North Korea sent a nine-page letter to President-elect Donald Trump demanding that the United States halt “hostile nuclear threats” to the reclusive, communist state and leader Kim Jong Un.
The letter, published on state-run KCNA, says that “the anachronistic hostile policy and nuclear threat that the U.S. has enforced with unprecedented recklessness against [North Korea] have only provoked its just and righteous countermeasure for self-defense and ended up in total and complete failure.”
The letter also blasted President Obama’s administration for “criminal acts” against the country, claiming Obama tried to “overthrow” Kim.
In the past year, the communist state’s military carried out two controversial nuclear tests while making threats to South Korea and the U.S.
A spokesman for South Korea’s foreign ministry said North Korea is attempting to pressure the incoming president to alter its policy.
“This time the country seems to be testing the U.S. side in the form of the foreign ministry memorandum ahead of the launch of the new Trump administration,” Cho June-hyuck said in a press briefing, as quoted by Yonhap.
It comes after defectors told The Associated Press that hundreds of capitalistic markets, each with thousands of stalls, form the glue that holds North Korea’s socialist planned economy together, selling medicinal herbs, skinny jeans, TV sets, foreign drama CDs, and other goods there to make a living.
“People there say North Korean markets have everything except for a cat’s horn.

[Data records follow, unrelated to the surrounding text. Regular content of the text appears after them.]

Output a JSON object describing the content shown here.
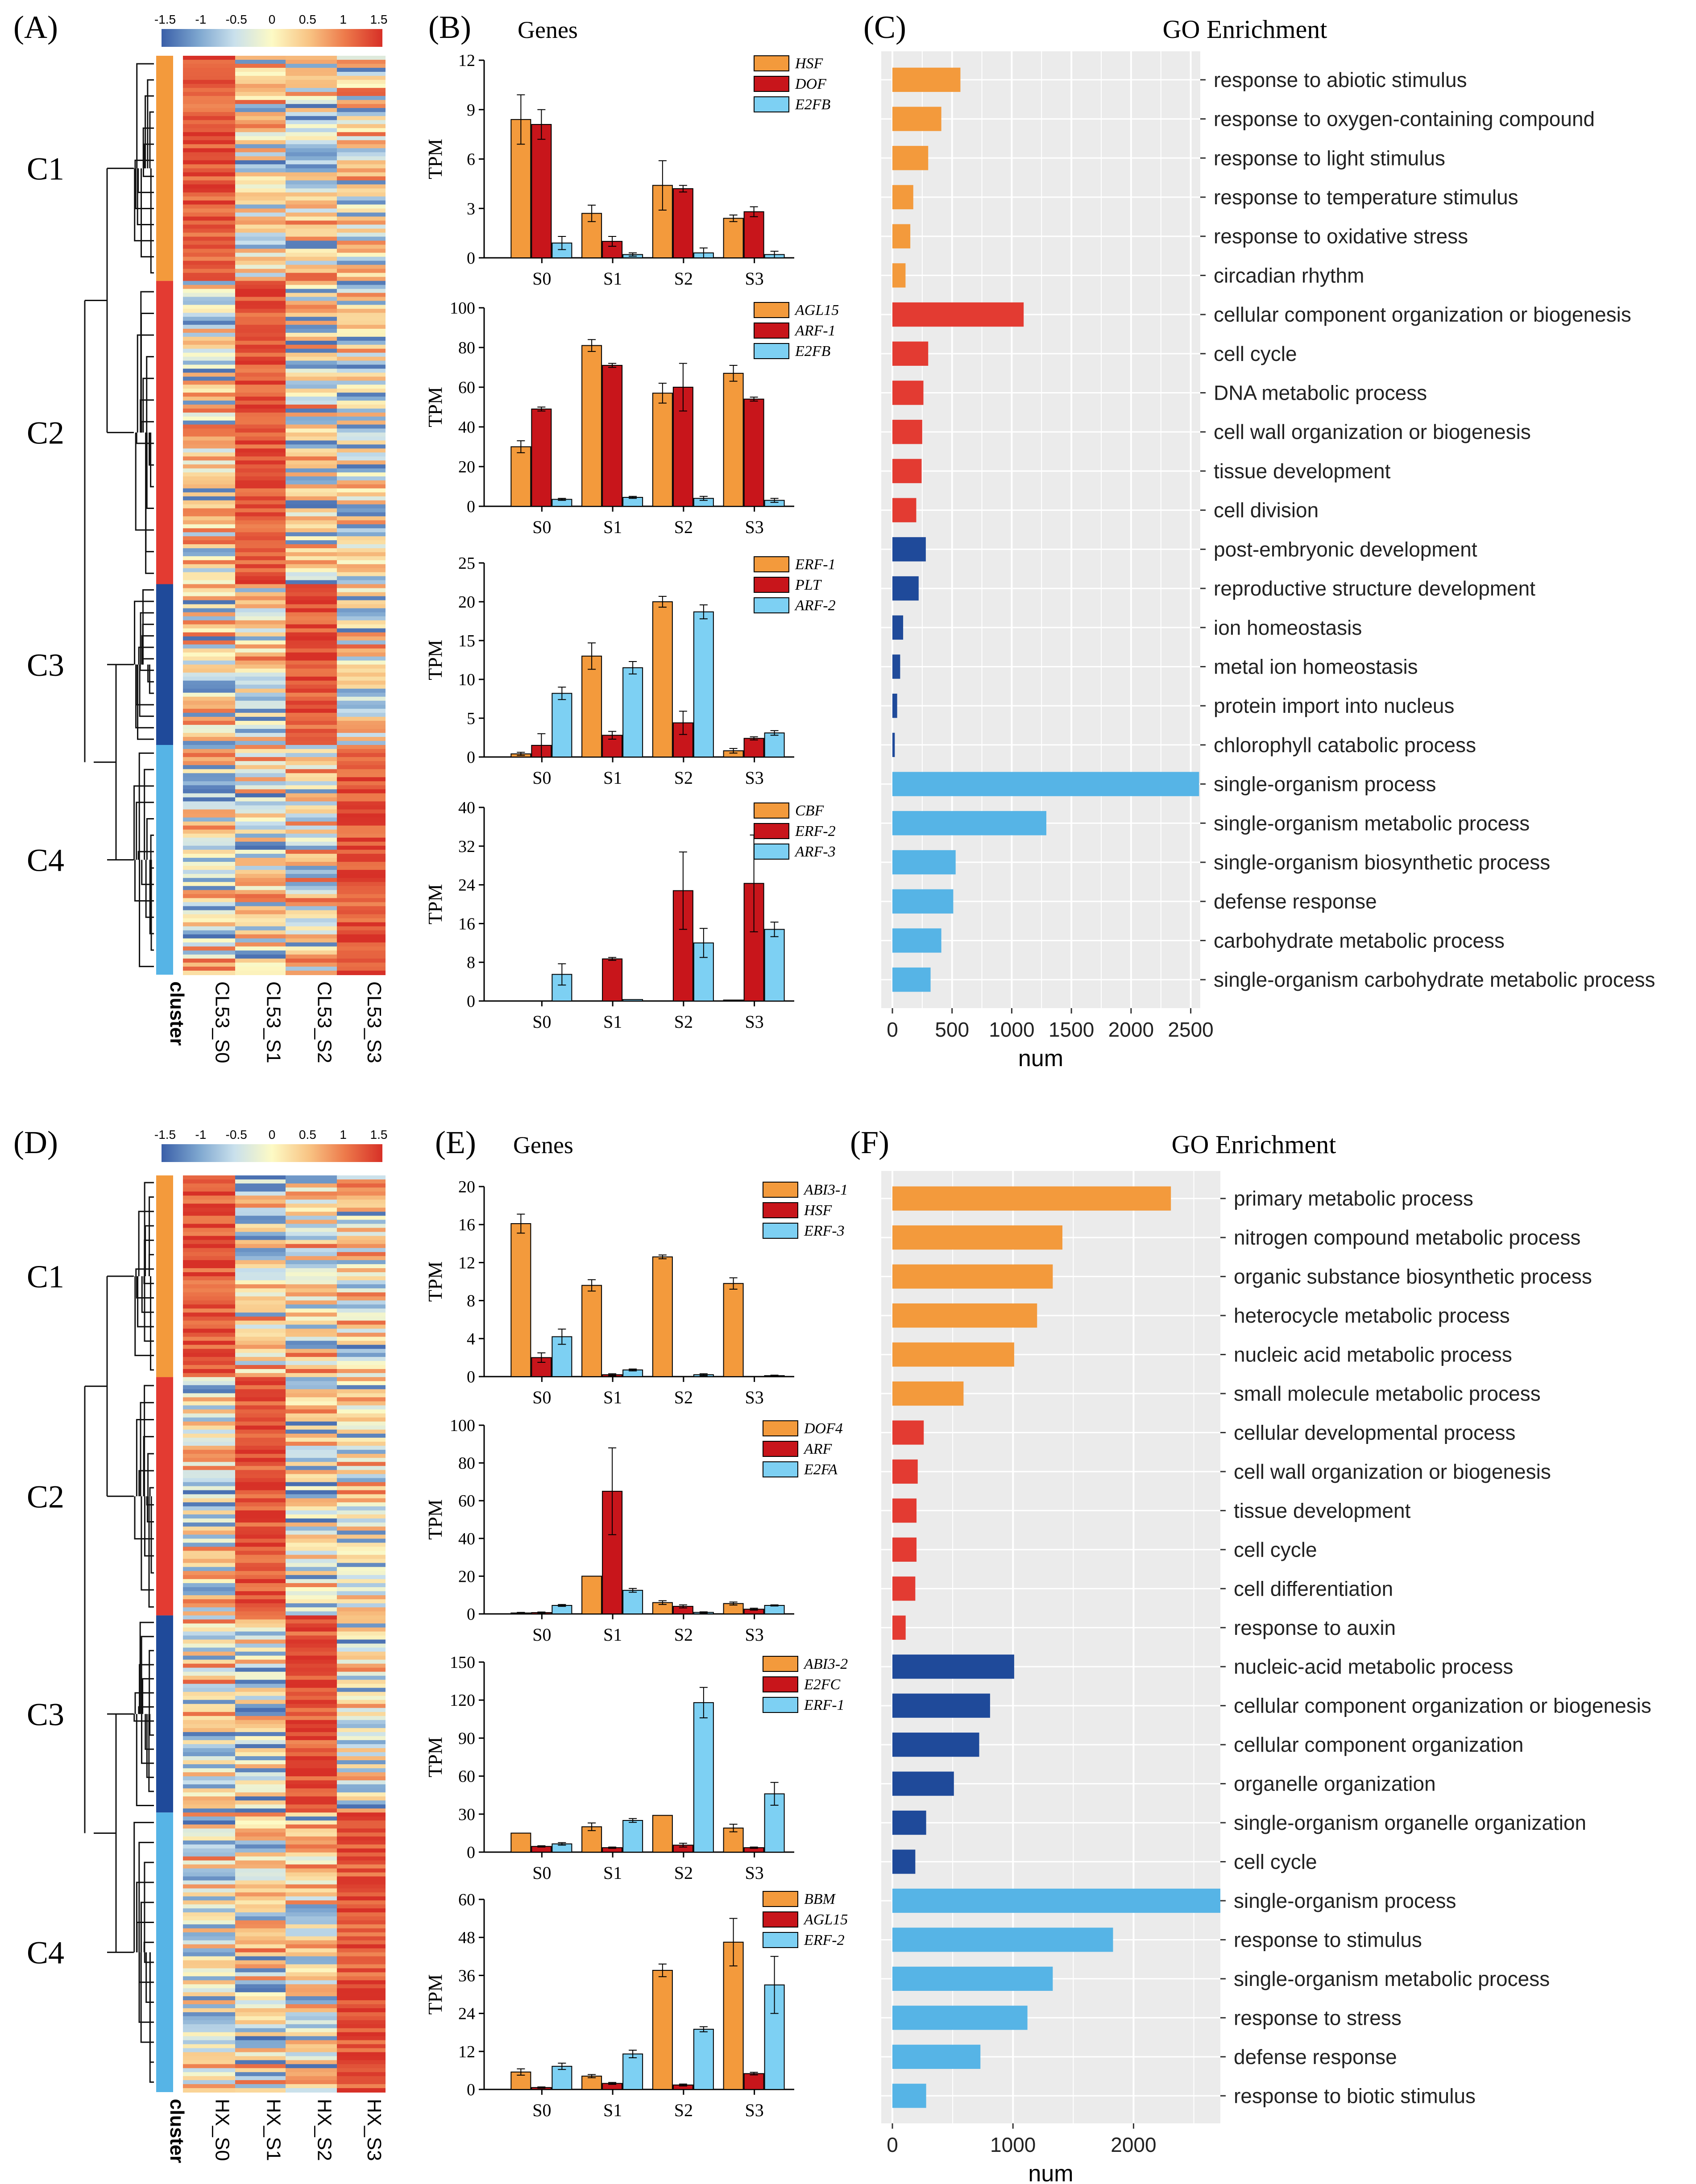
{
  "colors": {
    "orange": "#f39a3c",
    "red": "#e33b32",
    "navy": "#1f4a9a",
    "sky": "#56b4e6",
    "dark_red": "#c8151b",
    "light_blue": "#7dd0f3",
    "go_bg": "#ebebeb"
  },
  "colorbar": {
    "ticks": [
      "-1.5",
      "-1",
      "-0.5",
      "0",
      "0.5",
      "1",
      "1.5"
    ],
    "stops": [
      "#3a5fa8",
      "#7ea7d0",
      "#c9e0ec",
      "#fdfac5",
      "#f8c383",
      "#ed7a4b",
      "#d73027"
    ]
  },
  "clusters": [
    "C1",
    "C2",
    "C3",
    "C4"
  ],
  "heatmaps": [
    {
      "panel": "(A)",
      "cluster_label": "cluster",
      "columns": [
        "CL53_S0",
        "CL53_S1",
        "CL53_S2",
        "CL53_S3"
      ],
      "cluster_colors": [
        "#f39a3c",
        "#e33b32",
        "#1f4a9a",
        "#56b4e6"
      ],
      "cluster_fractions": [
        0.245,
        0.33,
        0.175,
        0.25
      ]
    },
    {
      "panel": "(D)",
      "cluster_label": "cluster",
      "columns": [
        "HX_S0",
        "HX_S1",
        "HX_S2",
        "HX_S3"
      ],
      "cluster_colors": [
        "#f39a3c",
        "#e33b32",
        "#1f4a9a",
        "#56b4e6"
      ],
      "cluster_fractions": [
        0.22,
        0.26,
        0.215,
        0.305
      ]
    }
  ],
  "chart_data": [
    {
      "panel": "(B)",
      "title": "Genes",
      "type": "bar",
      "subplots": [
        {
          "ylabel": "TPM",
          "categories": [
            "S0",
            "S1",
            "S2",
            "S3"
          ],
          "ylim": [
            0,
            12
          ],
          "yticks": [
            "0",
            "3",
            "6",
            "9",
            "12"
          ],
          "series": [
            {
              "name": "HSF",
              "values": [
                8.4,
                2.7,
                4.4,
                2.4
              ],
              "err": [
                1.5,
                0.5,
                1.5,
                0.2
              ]
            },
            {
              "name": "DOF",
              "values": [
                8.1,
                1.0,
                4.2,
                2.8
              ],
              "err": [
                0.9,
                0.3,
                0.2,
                0.3
              ]
            },
            {
              "name": "E2FB",
              "values": [
                0.9,
                0.2,
                0.3,
                0.2
              ],
              "err": [
                0.4,
                0.1,
                0.3,
                0.2
              ]
            }
          ]
        },
        {
          "ylabel": "TPM",
          "categories": [
            "S0",
            "S1",
            "S2",
            "S3"
          ],
          "ylim": [
            0,
            100
          ],
          "yticks": [
            "0",
            "20",
            "40",
            "60",
            "80",
            "100"
          ],
          "series": [
            {
              "name": "AGL15",
              "values": [
                30,
                81,
                57,
                67
              ],
              "err": [
                3,
                3,
                5,
                4
              ]
            },
            {
              "name": "ARF-1",
              "values": [
                49,
                71,
                60,
                54
              ],
              "err": [
                1,
                1,
                12,
                1
              ]
            },
            {
              "name": "E2FB",
              "values": [
                3.5,
                4.5,
                4,
                3
              ],
              "err": [
                0.5,
                0.5,
                1,
                1
              ]
            }
          ]
        },
        {
          "ylabel": "TPM",
          "categories": [
            "S0",
            "S1",
            "S2",
            "S3"
          ],
          "ylim": [
            0,
            25
          ],
          "yticks": [
            "0",
            "5",
            "10",
            "15",
            "20",
            "25"
          ],
          "series": [
            {
              "name": "ERF-1",
              "values": [
                0.4,
                13,
                20,
                0.8
              ],
              "err": [
                0.2,
                1.7,
                0.7,
                0.3
              ]
            },
            {
              "name": "PLT",
              "values": [
                1.5,
                2.8,
                4.4,
                2.4
              ],
              "err": [
                1.5,
                0.5,
                1.5,
                0.2
              ]
            },
            {
              "name": "ARF-2",
              "values": [
                8.2,
                11.5,
                18.7,
                3.1
              ],
              "err": [
                0.8,
                0.8,
                0.9,
                0.3
              ]
            }
          ]
        },
        {
          "ylabel": "TPM",
          "categories": [
            "S0",
            "S1",
            "S2",
            "S3"
          ],
          "ylim": [
            0,
            40
          ],
          "yticks": [
            "0",
            "8",
            "16",
            "24",
            "32",
            "40"
          ],
          "series": [
            {
              "name": "CBF",
              "values": [
                0,
                0,
                0,
                0.2
              ],
              "err": [
                0,
                0,
                0,
                0
              ]
            },
            {
              "name": "ERF-2",
              "values": [
                0,
                8.7,
                22.8,
                24.3
              ],
              "err": [
                0,
                0.3,
                8,
                10
              ]
            },
            {
              "name": "ARF-3",
              "values": [
                5.5,
                0.3,
                12,
                14.8
              ],
              "err": [
                2.2,
                0,
                3,
                1.5
              ]
            }
          ]
        }
      ]
    },
    {
      "panel": "(C)",
      "title": "GO Enrichment",
      "type": "bar",
      "xlabel": "num",
      "xlim": [
        0,
        2580
      ],
      "xticks": [
        0,
        500,
        1000,
        1500,
        2000,
        2500
      ],
      "categories": [
        "response to abiotic stimulus",
        "response to oxygen-containing compound",
        "response to light stimulus",
        "response to temperature stimulus",
        "response to oxidative stress",
        "circadian rhythm",
        "cellular component organization or biogenesis",
        "cell cycle",
        "DNA metabolic process",
        "cell wall organization or biogenesis",
        "tissue development",
        "cell division",
        "post-embryonic development",
        "reproductive structure development",
        "ion homeostasis",
        "metal ion homeostasis",
        "protein import into nucleus",
        "chlorophyll catabolic process",
        "single-organism process",
        "single-organism metabolic process",
        "single-organism biosynthetic process",
        "defense response",
        "carbohydrate metabolic process",
        "single-organism carbohydrate metabolic process"
      ],
      "values": [
        570,
        410,
        300,
        175,
        150,
        110,
        1100,
        300,
        260,
        250,
        245,
        200,
        280,
        220,
        90,
        65,
        40,
        20,
        2570,
        1290,
        530,
        510,
        410,
        320
      ],
      "clusters": [
        1,
        1,
        1,
        1,
        1,
        1,
        2,
        2,
        2,
        2,
        2,
        2,
        3,
        3,
        3,
        3,
        3,
        3,
        4,
        4,
        4,
        4,
        4,
        4
      ]
    },
    {
      "panel": "(E)",
      "title": "Genes",
      "type": "bar",
      "subplots": [
        {
          "ylabel": "TPM",
          "categories": [
            "S0",
            "S1",
            "S2",
            "S3"
          ],
          "ylim": [
            0,
            20
          ],
          "yticks": [
            "0",
            "4",
            "8",
            "12",
            "16",
            "20"
          ],
          "series": [
            {
              "name": "ABI3-1",
              "values": [
                16.1,
                9.6,
                12.6,
                9.8
              ],
              "err": [
                1.0,
                0.6,
                0.2,
                0.6
              ]
            },
            {
              "name": "HSF",
              "values": [
                2.0,
                0.2,
                0,
                0
              ],
              "err": [
                0.5,
                0.1,
                0,
                0
              ]
            },
            {
              "name": "ERF-3",
              "values": [
                4.2,
                0.7,
                0.2,
                0.1
              ],
              "err": [
                0.8,
                0.1,
                0.1,
                0.05
              ]
            }
          ]
        },
        {
          "ylabel": "TPM",
          "categories": [
            "S0",
            "S1",
            "S2",
            "S3"
          ],
          "ylim": [
            0,
            100
          ],
          "yticks": [
            "0",
            "20",
            "40",
            "60",
            "80",
            "100"
          ],
          "series": [
            {
              "name": "DOF4",
              "values": [
                0.5,
                20,
                6,
                5.5
              ],
              "err": [
                0.3,
                0,
                1,
                0.8
              ]
            },
            {
              "name": "ARF",
              "values": [
                0.7,
                65,
                4,
                2.5
              ],
              "err": [
                0.3,
                23,
                0.8,
                0.5
              ]
            },
            {
              "name": "E2FA",
              "values": [
                4.5,
                12.5,
                0.8,
                4.5
              ],
              "err": [
                0.5,
                1,
                0.3,
                0.3
              ]
            }
          ]
        },
        {
          "ylabel": "TPM",
          "categories": [
            "S0",
            "S1",
            "S2",
            "S3"
          ],
          "ylim": [
            0,
            150
          ],
          "yticks": [
            "0",
            "30",
            "60",
            "90",
            "120",
            "150"
          ],
          "series": [
            {
              "name": "ABI3-2",
              "values": [
                15,
                20,
                29,
                19
              ],
              "err": [
                0,
                3,
                0,
                3
              ]
            },
            {
              "name": "E2FC",
              "values": [
                4.5,
                3.5,
                5.5,
                3.5
              ],
              "err": [
                0.5,
                0.5,
                1.5,
                0.5
              ]
            },
            {
              "name": "ERF-1",
              "values": [
                6.5,
                25,
                118,
                46
              ],
              "err": [
                1,
                1.5,
                12,
                9
              ]
            }
          ]
        },
        {
          "ylabel": "TPM",
          "categories": [
            "S0",
            "S1",
            "S2",
            "S3"
          ],
          "ylim": [
            0,
            60
          ],
          "yticks": [
            "0",
            "12",
            "24",
            "36",
            "48",
            "60"
          ],
          "series": [
            {
              "name": "BBM",
              "values": [
                5.5,
                4.2,
                37.6,
                46.5
              ],
              "err": [
                1,
                0.5,
                2,
                7.5
              ]
            },
            {
              "name": "AGL15",
              "values": [
                0.6,
                1.9,
                1.4,
                5.0
              ],
              "err": [
                0.2,
                0.3,
                0.3,
                0.4
              ]
            },
            {
              "name": "ERF-2",
              "values": [
                7.3,
                11.2,
                19.0,
                33.0
              ],
              "err": [
                1,
                1.2,
                0.8,
                9
              ]
            }
          ]
        }
      ]
    },
    {
      "panel": "(F)",
      "title": "GO Enrichment",
      "type": "bar",
      "xlabel": "num",
      "xlim": [
        0,
        2720
      ],
      "xticks": [
        0,
        1000,
        2000
      ],
      "categories": [
        "primary metabolic process",
        "nitrogen compound metabolic process",
        "organic substance biosynthetic process",
        "heterocycle metabolic process",
        "nucleic acid metabolic process",
        "small molecule metabolic process",
        "cellular developmental process",
        "cell wall organization or biogenesis",
        "tissue development",
        "cell cycle",
        "cell differentiation",
        "response to auxin",
        "nucleic-acid metabolic process",
        "cellular component organization or biogenesis",
        "cellular component organization",
        "organelle organization",
        "single-organism organelle organization",
        "cell cycle",
        "single-organism process",
        "response to stimulus",
        "single-organism metabolic process",
        "response to stress",
        "defense response",
        "response to biotic stimulus"
      ],
      "values": [
        2310,
        1410,
        1330,
        1200,
        1010,
        590,
        260,
        210,
        200,
        200,
        190,
        110,
        1010,
        810,
        720,
        510,
        280,
        190,
        2720,
        1830,
        1330,
        1120,
        730,
        280
      ],
      "clusters": [
        1,
        1,
        1,
        1,
        1,
        1,
        2,
        2,
        2,
        2,
        2,
        2,
        3,
        3,
        3,
        3,
        3,
        3,
        4,
        4,
        4,
        4,
        4,
        4
      ]
    }
  ]
}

They truly have everything there,” said Cha Ri-hyuk, 31, who came to South Korea in 2013. “If North Korea shuts down the markets, it will collapse too.”
North Korea has tolerated—and taxed—some market activities since the country’s state rationing systems crumbled amid an economic crisis and famine that killed an estimated hundreds of thousands in the mid-1990s. The economic boost the markets provide has helped leader Kim Jong Un keep a grip on power and further his nuclear ambitions, leaving the North’s harsh political system and human rights abuses largely untouched.
The Associated Press contributed to this report.